I Am Love

As Principal Scudworth says, it’s like eating in the private kitchen of a delightful Italian stereotype!

IMDB Plot Synopsis A tragic love story set at the turn of the millennium in Milan. The film follows the fall of the haute bourgeoisie due to the forces of passion and unconditional love.

  1. Places I did not expect to find nauseating camera shake: this movie. Surprise! You know how much I love this. In moments like these I always think of the calm IMAX narrator who used to tell you that if you feel sick, you should put your head between your knees and the feeling will pass.
  2. Have I mentioned before that I love Tilda Swinton? I haven’t seen nearly enough of her work but she always dazzles me in pretty much everything. This photo demonstrates to perfection why Tilda Swinton is terribly awesome.

    She is absolutely striking and completely out of this world, and I mean that in the truly alien sense of the term. I think she must be from another planet; Earth cannot contain her fierceness.

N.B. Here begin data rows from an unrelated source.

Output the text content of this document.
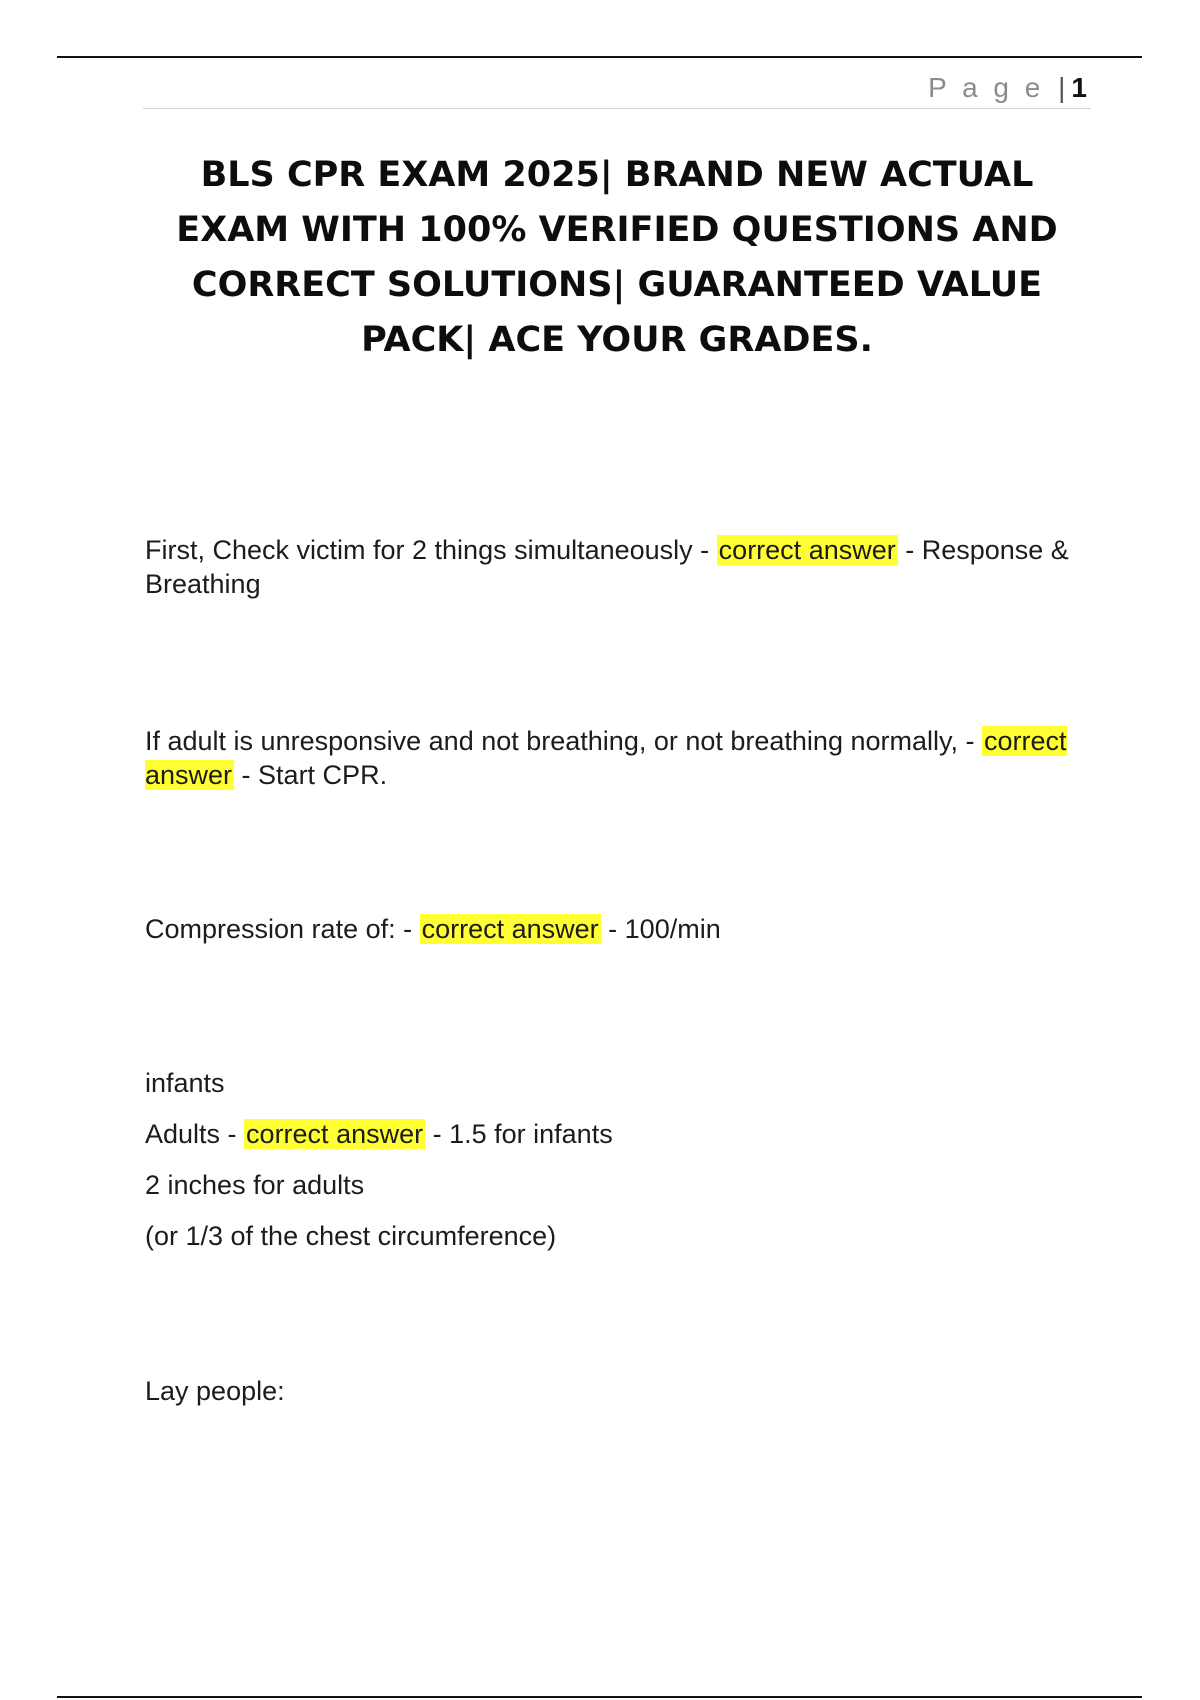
P a g e | 1
BLS CPR EXAM 2025| BRAND NEW ACTUAL EXAM WITH 100% VERIFIED QUESTIONS AND CORRECT SOLUTIONS| GUARANTEED VALUE PACK| ACE YOUR GRADES.

First, Check victim for 2 things simultaneously - correct answer - Response & Breathing

If adult is unresponsive and not breathing, or not breathing normally, - correct answer - Start CPR.

Compression rate of: - correct answer - 100/min

infants

Adults - correct answer - 1.5 for infants

2 inches for adults

(or 1/3 of the chest circumference)

Lay people:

  3. The fashion was quite fabulous in this. Tilda Swinton as Emma wears all these fabulous sheath dresses that are 1960s in spirit but with a modern edge. The geometric-patterned drapey shawl thing (TECHNICAL TERMS!) she wore at towards the end was a little over the top but it seemed to mirror the garments worn by the woman in the portrait in the book she got in San Remo, so that was a nice touch.
  4. That said, I can’t stand it when I have no idea what year it is in a movie or, more specifically, when the year is non-specific but then something just jumps out at you and situates the film squarely in a specific time frame. The movie came across as being in the present day, or close to, despite all of the 1960s stylish overtones. Whether or not it was 1966 or 2010 didn’t really matter, but then Emma’s daughter Betta randomly shows up in one scene using what is apparently an iBook SE and suddenly it’s absolutely the year 2000.
  5. This movie is oddly stylistically formal, which I suppose is part of its aesthetic appeal while simultaneously keeping me at arm’s length and preventing me from taking any deep interest in any of the characters.
  6. This family throws a lot of dinner parties, wow. And yet, all the food symbolism ended up falling a little flat. This movie trades heavily on ye olde favourite cooking-as-sex metaphor, but it does it in fits and spurts before culminating with a weird Oedipal moment related to Emma’s son’s favourite soup. (Yes.)
  7. The final scenes are spectacularly melodramatic in the Written on the Wind sense of the term, not the reality TV version. The score was a little overwhelming during the whole sequence where Emma decides to flee her old life and Edoardo’s untimely death was a little silly
  8. Am I to infer that Eva was in the process of miscarrying her child? Because that’s what I got out of it.
  9. Vikram from The Life Aquatic With Steve Zissou was in this and that made me happy.
  10. I loved how they spend about five minutes in London during the “London” act. I also love that, as per usual, all offices in movies are furnished with Eames chairs.
  11. Ultimately, I am not in love with this.